My new goal is to think inside the box, which is increasingly hard these days. At the same time,because so many people are trying to think outside the box, I get a lot of time to myself. On top of that, I begin to suspect that those who have decided to think outside the box are simply in transition between boxes. They have only just arrived at their new box, and are still unpacking, living out of boxes. So to speak.
Then there are those who can’t find their box.
I wonder how it is possible for a species to be as gregarious as we are, and yet have so many individuals who have no idea that their latest triumph of individuality is actually a sterling display of classic herd behavior. This is why people get outlaw tattoos, and their behavior is about as outlaw as buying all the corporate logoed apparel that Harley Davidson has, and then driving their bike to Sturgis for that great motorcycle rally.
One day the shepherd said, “Think outside the box!” and picked up one sheep and threw him into the side of the barn, whereupon the rest of the flock charged into the side of the barn themselves.
Note to sensitive readers: I am not approving of the behavior of this calloused shepherd. Indeed, such behavior has my severest disapprobation. Still, one may take away the lesson without, one hopes, any moral compromise.

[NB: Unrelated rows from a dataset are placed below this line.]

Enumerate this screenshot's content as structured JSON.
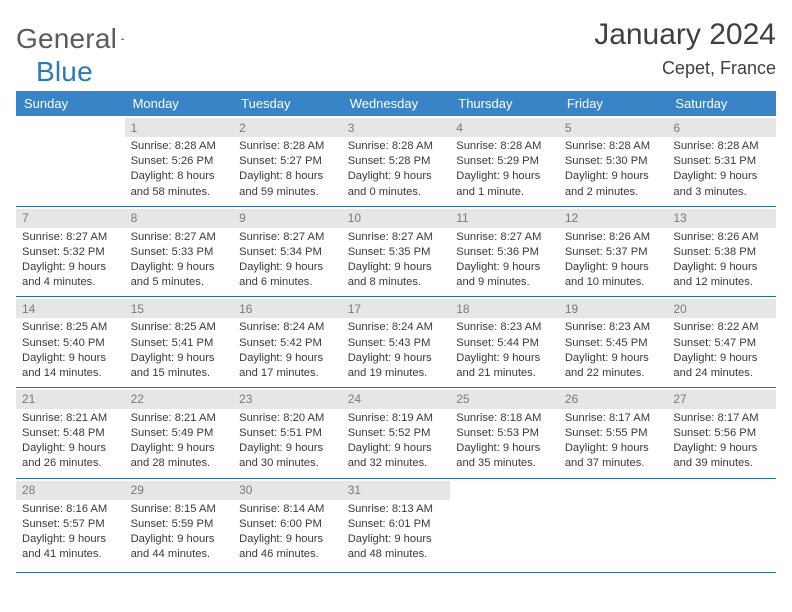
{
  "logo": {
    "word1": "General",
    "word2": "Blue"
  },
  "title": "January 2024",
  "subtitle": "Cepet, France",
  "colors": {
    "header_bg": "#3984c6",
    "header_fg": "#ffffff",
    "row_divider": "#2e6ba6",
    "daynum_bg": "#e6e6e6",
    "daynum_fg": "#7a7a7a",
    "text": "#3a3a3a",
    "logo_gray": "#5b5b5b",
    "logo_blue": "#2e78bd"
  },
  "weekdays": [
    "Sunday",
    "Monday",
    "Tuesday",
    "Wednesday",
    "Thursday",
    "Friday",
    "Saturday"
  ],
  "weeks": [
    [
      {
        "day": "",
        "lines": [
          "",
          "",
          ""
        ]
      },
      {
        "day": "1",
        "lines": [
          "Sunrise: 8:28 AM",
          "Sunset: 5:26 PM",
          "Daylight: 8 hours and 58 minutes."
        ]
      },
      {
        "day": "2",
        "lines": [
          "Sunrise: 8:28 AM",
          "Sunset: 5:27 PM",
          "Daylight: 8 hours and 59 minutes."
        ]
      },
      {
        "day": "3",
        "lines": [
          "Sunrise: 8:28 AM",
          "Sunset: 5:28 PM",
          "Daylight: 9 hours and 0 minutes."
        ]
      },
      {
        "day": "4",
        "lines": [
          "Sunrise: 8:28 AM",
          "Sunset: 5:29 PM",
          "Daylight: 9 hours and 1 minute."
        ]
      },
      {
        "day": "5",
        "lines": [
          "Sunrise: 8:28 AM",
          "Sunset: 5:30 PM",
          "Daylight: 9 hours and 2 minutes."
        ]
      },
      {
        "day": "6",
        "lines": [
          "Sunrise: 8:28 AM",
          "Sunset: 5:31 PM",
          "Daylight: 9 hours and 3 minutes."
        ]
      }
    ],
    [
      {
        "day": "7",
        "lines": [
          "Sunrise: 8:27 AM",
          "Sunset: 5:32 PM",
          "Daylight: 9 hours and 4 minutes."
        ]
      },
      {
        "day": "8",
        "lines": [
          "Sunrise: 8:27 AM",
          "Sunset: 5:33 PM",
          "Daylight: 9 hours and 5 minutes."
        ]
      },
      {
        "day": "9",
        "lines": [
          "Sunrise: 8:27 AM",
          "Sunset: 5:34 PM",
          "Daylight: 9 hours and 6 minutes."
        ]
      },
      {
        "day": "10",
        "lines": [
          "Sunrise: 8:27 AM",
          "Sunset: 5:35 PM",
          "Daylight: 9 hours and 8 minutes."
        ]
      },
      {
        "day": "11",
        "lines": [
          "Sunrise: 8:27 AM",
          "Sunset: 5:36 PM",
          "Daylight: 9 hours and 9 minutes."
        ]
      },
      {
        "day": "12",
        "lines": [
          "Sunrise: 8:26 AM",
          "Sunset: 5:37 PM",
          "Daylight: 9 hours and 10 minutes."
        ]
      },
      {
        "day": "13",
        "lines": [
          "Sunrise: 8:26 AM",
          "Sunset: 5:38 PM",
          "Daylight: 9 hours and 12 minutes."
        ]
      }
    ],
    [
      {
        "day": "14",
        "lines": [
          "Sunrise: 8:25 AM",
          "Sunset: 5:40 PM",
          "Daylight: 9 hours and 14 minutes."
        ]
      },
      {
        "day": "15",
        "lines": [
          "Sunrise: 8:25 AM",
          "Sunset: 5:41 PM",
          "Daylight: 9 hours and 15 minutes."
        ]
      },
      {
        "day": "16",
        "lines": [
          "Sunrise: 8:24 AM",
          "Sunset: 5:42 PM",
          "Daylight: 9 hours and 17 minutes."
        ]
      },
      {
        "day": "17",
        "lines": [
          "Sunrise: 8:24 AM",
          "Sunset: 5:43 PM",
          "Daylight: 9 hours and 19 minutes."
        ]
      },
      {
        "day": "18",
        "lines": [
          "Sunrise: 8:23 AM",
          "Sunset: 5:44 PM",
          "Daylight: 9 hours and 21 minutes."
        ]
      },
      {
        "day": "19",
        "lines": [
          "Sunrise: 8:23 AM",
          "Sunset: 5:45 PM",
          "Daylight: 9 hours and 22 minutes."
        ]
      },
      {
        "day": "20",
        "lines": [
          "Sunrise: 8:22 AM",
          "Sunset: 5:47 PM",
          "Daylight: 9 hours and 24 minutes."
        ]
      }
    ],
    [
      {
        "day": "21",
        "lines": [
          "Sunrise: 8:21 AM",
          "Sunset: 5:48 PM",
          "Daylight: 9 hours and 26 minutes."
        ]
      },
      {
        "day": "22",
        "lines": [
          "Sunrise: 8:21 AM",
          "Sunset: 5:49 PM",
          "Daylight: 9 hours and 28 minutes."
        ]
      },
      {
        "day": "23",
        "lines": [
          "Sunrise: 8:20 AM",
          "Sunset: 5:51 PM",
          "Daylight: 9 hours and 30 minutes."
        ]
      },
      {
        "day": "24",
        "lines": [
          "Sunrise: 8:19 AM",
          "Sunset: 5:52 PM",
          "Daylight: 9 hours and 32 minutes."
        ]
      },
      {
        "day": "25",
        "lines": [
          "Sunrise: 8:18 AM",
          "Sunset: 5:53 PM",
          "Daylight: 9 hours and 35 minutes."
        ]
      },
      {
        "day": "26",
        "lines": [
          "Sunrise: 8:17 AM",
          "Sunset: 5:55 PM",
          "Daylight: 9 hours and 37 minutes."
        ]
      },
      {
        "day": "27",
        "lines": [
          "Sunrise: 8:17 AM",
          "Sunset: 5:56 PM",
          "Daylight: 9 hours and 39 minutes."
        ]
      }
    ],
    [
      {
        "day": "28",
        "lines": [
          "Sunrise: 8:16 AM",
          "Sunset: 5:57 PM",
          "Daylight: 9 hours and 41 minutes."
        ]
      },
      {
        "day": "29",
        "lines": [
          "Sunrise: 8:15 AM",
          "Sunset: 5:59 PM",
          "Daylight: 9 hours and 44 minutes."
        ]
      },
      {
        "day": "30",
        "lines": [
          "Sunrise: 8:14 AM",
          "Sunset: 6:00 PM",
          "Daylight: 9 hours and 46 minutes."
        ]
      },
      {
        "day": "31",
        "lines": [
          "Sunrise: 8:13 AM",
          "Sunset: 6:01 PM",
          "Daylight: 9 hours and 48 minutes."
        ]
      },
      {
        "day": "",
        "lines": [
          "",
          "",
          ""
        ]
      },
      {
        "day": "",
        "lines": [
          "",
          "",
          ""
        ]
      },
      {
        "day": "",
        "lines": [
          "",
          "",
          ""
        ]
      }
    ]
  ]
}
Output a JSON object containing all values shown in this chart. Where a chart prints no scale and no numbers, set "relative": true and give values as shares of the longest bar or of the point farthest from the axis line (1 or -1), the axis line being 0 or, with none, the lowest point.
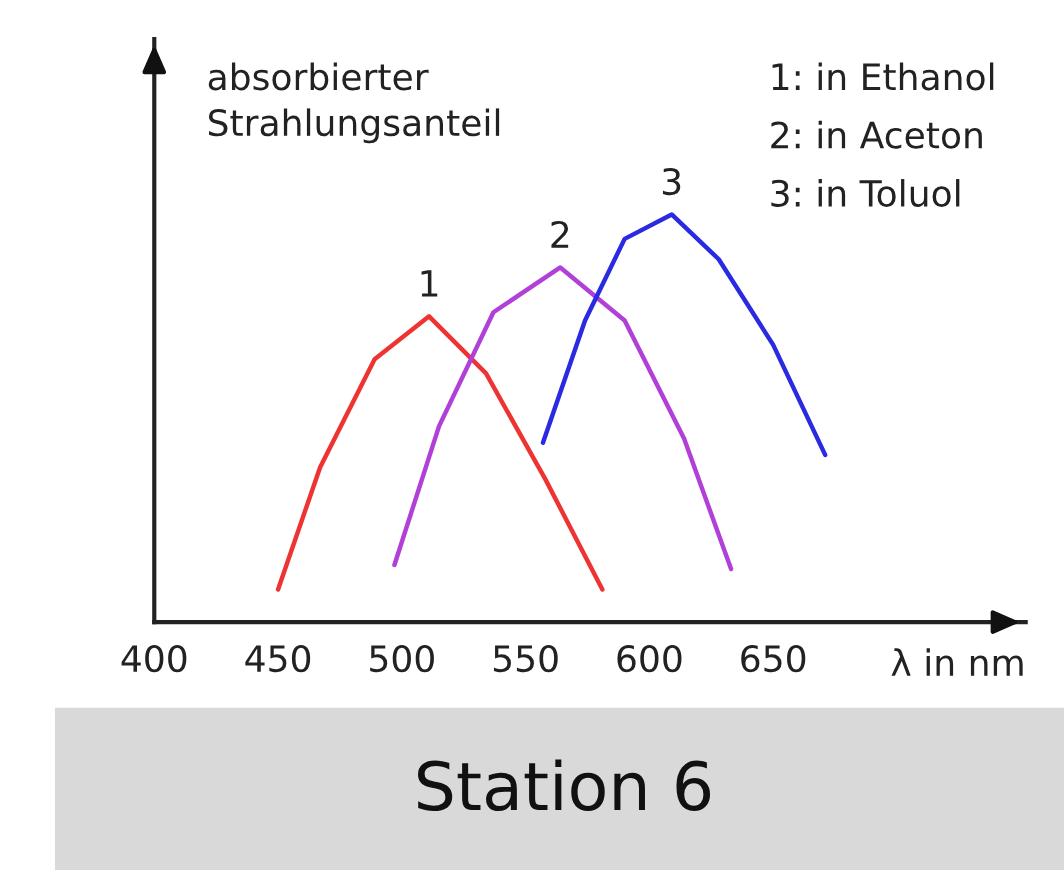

The same kind of thing can be said about developing and maintaining your “brand.” Doing such a thing can be entirely innocent (as well as being the opposite of innocent in a calculating, bottom-feeding sort of way). But my interest here is to make larger point that there is a counterproductive element in play. If we suppose that a book on “developing your brand,” defined as defining yourself against all the background noise, can make the NYT best sillier list for a couple years, what then? What happens when every single businessman in America is standing, as instructed, out from the crowd? Right. We find there is a crowd of them doing that, all together, saying things like “Think outside the box, people.”
The message of the hypothetical book is that you should not be doing what everyone else is doing. The problem is that what everybody else is doing is buying the book.
This is a topic that is worthy of further discussion because it is of the highest relevance to preachers and their ministries. In the meantime, I will seek to stay unbranded. For is that not my brand?